Keeping up with millennials
Office workers are not the only ones who are more nomadic, businesses are too.
“The geographical boundaries of London no longer apply. You can find media in London Bridge and advertising on the South Bank. And while moving premises can lead to significant savings, it is less about property costs, which might only be 15 per cent of a business’s overheads, and more about moving to the right premises and where the talent wants to be,” adds Mr Oakley.
As these younger workers spend more time in and around the office, although not necessarily working, the office becomes more important. For the one in seven working for themselves, the same is true, as Olly Olsen, chief executive of The Office Group, points out: “Just because you work for yourself, does not mean you want to work by yourself.”

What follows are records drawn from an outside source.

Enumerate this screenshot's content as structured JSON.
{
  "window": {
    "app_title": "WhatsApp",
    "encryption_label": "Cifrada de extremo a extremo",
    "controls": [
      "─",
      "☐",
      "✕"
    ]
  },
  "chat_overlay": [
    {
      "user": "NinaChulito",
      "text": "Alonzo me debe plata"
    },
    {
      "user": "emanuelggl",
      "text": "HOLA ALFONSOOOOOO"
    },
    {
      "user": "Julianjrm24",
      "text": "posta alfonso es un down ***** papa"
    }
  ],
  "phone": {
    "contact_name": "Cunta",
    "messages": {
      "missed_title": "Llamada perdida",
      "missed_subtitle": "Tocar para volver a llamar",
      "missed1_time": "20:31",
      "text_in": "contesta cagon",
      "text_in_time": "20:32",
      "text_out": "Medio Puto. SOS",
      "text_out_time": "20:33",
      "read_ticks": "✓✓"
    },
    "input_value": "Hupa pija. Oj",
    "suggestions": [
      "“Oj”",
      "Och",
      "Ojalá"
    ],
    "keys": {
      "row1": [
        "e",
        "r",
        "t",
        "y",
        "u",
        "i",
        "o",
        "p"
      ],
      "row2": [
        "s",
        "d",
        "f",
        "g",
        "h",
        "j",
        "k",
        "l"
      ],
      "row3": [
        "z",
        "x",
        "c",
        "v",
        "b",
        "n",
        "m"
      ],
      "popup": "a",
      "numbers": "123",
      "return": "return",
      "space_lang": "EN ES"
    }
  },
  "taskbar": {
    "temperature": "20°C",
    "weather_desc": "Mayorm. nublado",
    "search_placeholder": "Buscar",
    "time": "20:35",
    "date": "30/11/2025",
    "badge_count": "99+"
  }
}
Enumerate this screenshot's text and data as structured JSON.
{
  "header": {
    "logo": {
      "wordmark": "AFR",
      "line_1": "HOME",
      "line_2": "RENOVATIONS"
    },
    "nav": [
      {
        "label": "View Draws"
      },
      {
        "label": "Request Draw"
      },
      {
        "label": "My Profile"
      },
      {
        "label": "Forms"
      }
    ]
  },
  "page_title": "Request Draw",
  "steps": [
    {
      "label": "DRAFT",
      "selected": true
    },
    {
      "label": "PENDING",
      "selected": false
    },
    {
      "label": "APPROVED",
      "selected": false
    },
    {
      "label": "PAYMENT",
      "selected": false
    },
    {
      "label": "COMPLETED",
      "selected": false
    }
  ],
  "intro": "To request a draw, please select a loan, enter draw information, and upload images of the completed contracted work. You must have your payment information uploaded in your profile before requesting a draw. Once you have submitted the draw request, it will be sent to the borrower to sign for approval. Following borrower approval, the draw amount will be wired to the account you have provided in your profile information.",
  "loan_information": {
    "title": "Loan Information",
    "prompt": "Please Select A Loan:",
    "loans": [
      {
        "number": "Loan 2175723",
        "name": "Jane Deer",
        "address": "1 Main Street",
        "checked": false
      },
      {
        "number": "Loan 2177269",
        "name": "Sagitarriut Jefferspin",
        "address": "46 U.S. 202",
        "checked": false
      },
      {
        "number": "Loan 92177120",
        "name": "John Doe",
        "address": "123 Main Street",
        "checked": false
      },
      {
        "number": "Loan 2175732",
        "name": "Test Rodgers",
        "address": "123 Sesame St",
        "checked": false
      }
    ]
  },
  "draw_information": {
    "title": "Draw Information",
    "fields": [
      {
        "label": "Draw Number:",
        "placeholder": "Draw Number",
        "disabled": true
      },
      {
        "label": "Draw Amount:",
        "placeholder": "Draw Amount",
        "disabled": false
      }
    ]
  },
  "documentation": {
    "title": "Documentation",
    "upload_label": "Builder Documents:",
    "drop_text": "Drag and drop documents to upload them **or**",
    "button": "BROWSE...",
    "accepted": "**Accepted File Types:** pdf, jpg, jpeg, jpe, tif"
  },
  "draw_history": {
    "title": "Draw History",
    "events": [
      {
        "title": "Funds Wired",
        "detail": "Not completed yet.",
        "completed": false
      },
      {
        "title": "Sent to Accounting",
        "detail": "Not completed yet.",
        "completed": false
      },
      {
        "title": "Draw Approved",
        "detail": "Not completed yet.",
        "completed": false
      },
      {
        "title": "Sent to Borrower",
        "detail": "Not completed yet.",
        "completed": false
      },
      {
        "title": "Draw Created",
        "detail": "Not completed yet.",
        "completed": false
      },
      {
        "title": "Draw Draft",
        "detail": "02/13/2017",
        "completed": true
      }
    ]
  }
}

Matthew Bonning-Snook, a director at property developer Helical Bar, says: “Buildings have to be refurbished more often to keep up with the needs of millennials, whether that is showers and bicycle storage or healthy eating options, fitness and more open spaces. They want the office to have more of a buzz and mixed-use offers this provided there are collaborative areas – and, of course, good coffee.”
As such the office is increasingly seen as a destination, rather than just somewhere to work.
“It is no longer just about offering the right working environment. Businesses want to attract and retain talent by focusing on health and wellbeing, catering to the needs of employees not just in the office with natural light, showers, open spaces and everything that employees increasingly expect,” says Kaela Fenn-Smith, London head of commercial at Land Securities, the UK’s largest commercial property company.
“It’s also about what’s on offer out of the office with amenities that everyone wants close by, from great food and retail, to somewhere to sit on a sunny day.”
Matthew Turner, head of marketing at Regus UK, adds: “Workspaces are becoming more of an experience, and one that people want to enjoy for the social aspects as much as the networking, where the blend between work and home is blurred, and where you can work collaboratively and eat and meet with other people – more of a club.”
But the last word has to go to the millennials. They think offices need to work harder, according to British Land, with 98 per cent of London office workers in this age group saying communal working areas are important, even more than location, but they are not always good enough.
In addition, 90 per cent want an “overall buzz” in their office location, and 84 per cent say that outdoor areas and gardens are also desirable.
It seems that in the office of the future, desks hardly figure on the list of wants and desires. But then, will anyone “own” a desk in future?